L’esclusione porta alla creazione di un “terzo spazio”, uno spazio diverso da quello di provenienza e del consumo. Si tratta di un luogo off, astratto, immaginario, “un luogo della nostalgia e della presenza”, in cui la condizione fluida dell’estraneità provoca un’esperienza cognitiva, esistenziale e corporea nuova, che motiva la necessità di dare forma all’informe. In questo spazio poroso si gioca il delicato passaggio da una condizione di marginalità a una futura condizione di identità multiple, che si realizza attraverso la messa in opera di una creatività extra-ordinaria. Come sostiene Franco La Cecla “in questo processo di deterritorializzazione e riformazione del localismo i nuovi poveri non sono consumatori “perfetti”, non hanno un rapporto con gli oggetti che è quello tipico del consumatore “occidentale”, ma è un rapporto con gli oggetti anch’essi “diasporici” e frammentati nel significato, oggetti ambigui e quindi anche kitsch, sospesi tra l’imitazione di un’origine e l’effetto fiera-mondo” (La Cecla Franco, Jet-lag, pag.49).

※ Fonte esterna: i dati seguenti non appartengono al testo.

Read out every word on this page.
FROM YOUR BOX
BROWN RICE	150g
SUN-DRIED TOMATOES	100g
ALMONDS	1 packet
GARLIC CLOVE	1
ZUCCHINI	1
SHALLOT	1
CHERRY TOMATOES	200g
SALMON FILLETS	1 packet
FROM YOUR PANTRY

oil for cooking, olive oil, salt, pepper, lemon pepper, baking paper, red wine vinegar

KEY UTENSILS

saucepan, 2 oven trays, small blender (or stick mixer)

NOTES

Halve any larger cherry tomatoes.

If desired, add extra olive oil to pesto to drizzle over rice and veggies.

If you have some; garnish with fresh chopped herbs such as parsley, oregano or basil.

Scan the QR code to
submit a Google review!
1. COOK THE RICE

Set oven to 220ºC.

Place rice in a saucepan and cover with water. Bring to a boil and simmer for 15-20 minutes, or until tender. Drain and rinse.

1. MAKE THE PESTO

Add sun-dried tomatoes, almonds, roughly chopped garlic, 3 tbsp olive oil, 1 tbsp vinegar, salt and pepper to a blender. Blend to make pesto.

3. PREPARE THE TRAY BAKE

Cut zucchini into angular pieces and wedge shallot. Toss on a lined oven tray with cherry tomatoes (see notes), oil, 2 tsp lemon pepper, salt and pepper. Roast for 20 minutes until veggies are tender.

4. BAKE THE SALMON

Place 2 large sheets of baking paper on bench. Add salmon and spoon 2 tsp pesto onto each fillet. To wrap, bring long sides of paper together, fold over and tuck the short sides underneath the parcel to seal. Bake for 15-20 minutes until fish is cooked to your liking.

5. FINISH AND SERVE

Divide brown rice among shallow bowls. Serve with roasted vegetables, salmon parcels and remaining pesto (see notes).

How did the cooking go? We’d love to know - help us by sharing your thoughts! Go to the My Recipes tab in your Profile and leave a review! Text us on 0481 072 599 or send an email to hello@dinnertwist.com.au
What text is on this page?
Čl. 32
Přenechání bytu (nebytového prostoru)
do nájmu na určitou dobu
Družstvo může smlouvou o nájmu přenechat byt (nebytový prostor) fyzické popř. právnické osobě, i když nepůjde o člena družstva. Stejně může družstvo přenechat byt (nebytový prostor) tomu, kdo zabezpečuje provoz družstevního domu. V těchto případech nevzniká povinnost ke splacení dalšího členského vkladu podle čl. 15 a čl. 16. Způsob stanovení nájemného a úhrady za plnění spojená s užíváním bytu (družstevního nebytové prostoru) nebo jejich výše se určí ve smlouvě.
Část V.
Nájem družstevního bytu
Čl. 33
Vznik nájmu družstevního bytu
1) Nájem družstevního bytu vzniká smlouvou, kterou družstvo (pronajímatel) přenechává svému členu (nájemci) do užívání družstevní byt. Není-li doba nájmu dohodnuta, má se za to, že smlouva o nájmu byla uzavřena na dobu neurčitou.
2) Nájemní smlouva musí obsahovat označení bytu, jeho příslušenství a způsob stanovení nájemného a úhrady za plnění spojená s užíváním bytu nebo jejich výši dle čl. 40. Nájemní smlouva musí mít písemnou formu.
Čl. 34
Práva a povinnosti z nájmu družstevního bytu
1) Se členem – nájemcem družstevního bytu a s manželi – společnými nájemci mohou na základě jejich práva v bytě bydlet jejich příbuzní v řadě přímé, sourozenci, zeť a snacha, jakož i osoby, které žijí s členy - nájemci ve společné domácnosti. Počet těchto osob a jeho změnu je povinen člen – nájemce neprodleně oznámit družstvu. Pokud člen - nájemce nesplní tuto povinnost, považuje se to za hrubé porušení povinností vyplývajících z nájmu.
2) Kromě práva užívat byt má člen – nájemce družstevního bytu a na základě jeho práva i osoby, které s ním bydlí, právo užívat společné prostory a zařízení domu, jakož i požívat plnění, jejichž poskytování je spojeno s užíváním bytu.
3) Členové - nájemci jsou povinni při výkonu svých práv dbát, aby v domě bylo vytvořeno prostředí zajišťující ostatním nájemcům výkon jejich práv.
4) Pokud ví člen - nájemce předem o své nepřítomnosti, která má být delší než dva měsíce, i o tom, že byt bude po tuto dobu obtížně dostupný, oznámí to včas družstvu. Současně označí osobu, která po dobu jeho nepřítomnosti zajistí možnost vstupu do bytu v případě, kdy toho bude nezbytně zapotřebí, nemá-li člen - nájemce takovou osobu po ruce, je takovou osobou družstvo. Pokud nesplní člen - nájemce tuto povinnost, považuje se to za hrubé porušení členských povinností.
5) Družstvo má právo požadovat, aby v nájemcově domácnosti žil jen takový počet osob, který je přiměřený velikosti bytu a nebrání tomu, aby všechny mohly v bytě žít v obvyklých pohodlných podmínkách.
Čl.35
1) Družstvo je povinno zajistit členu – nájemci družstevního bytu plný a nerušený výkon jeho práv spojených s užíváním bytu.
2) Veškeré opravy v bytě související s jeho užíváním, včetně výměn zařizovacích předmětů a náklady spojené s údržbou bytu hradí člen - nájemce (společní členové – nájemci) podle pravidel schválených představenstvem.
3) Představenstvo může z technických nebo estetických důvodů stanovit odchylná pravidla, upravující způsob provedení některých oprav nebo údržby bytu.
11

Attività di bricolage e nuove forme di ritualità, che si traducono nell’assunzione di atteggiamenti bizzarri o di indumenti stravaganti, sono l’espressione tangibile della produzione di un’estetica alternativa attraverso la quale si procede all’appropriazione dello spazio. Si tratta di una vera e propria guerriglia semiotica attraverso la quale i residenti delle aree “tagliate fuori” impongono a loro volta i propri segnali di “divieto d’accesso”. Si tratta di una popolazione creola che, confinata in interzone periferiche, attraverso “pratiche di dissenso”, rivendica la proprietà di un territorio alieno: rompendo bottiglie, finestre, teste e lanciando retoriche sfide alla legge (Hebdige Dick, in Bauman Zygmunt, Dentro la Globalizzazione, pag.26). Uomini e donne di tutte le età, che vivono in più mondi e guardano a uno in maniera nostalgica, immettono nella nostra vita quotidiana l’energia di un altrove differente rispetto a quello fantasmatico e irreale cristallizzato in immagini da consumare a cui siamo abituati, contribuendo alla trasformazione dei volti delle città.
Saggio tratto da Extended Mind. Viaggio, comunicazione, moda, città, a cura di Carlotta Petracci, anno 2006.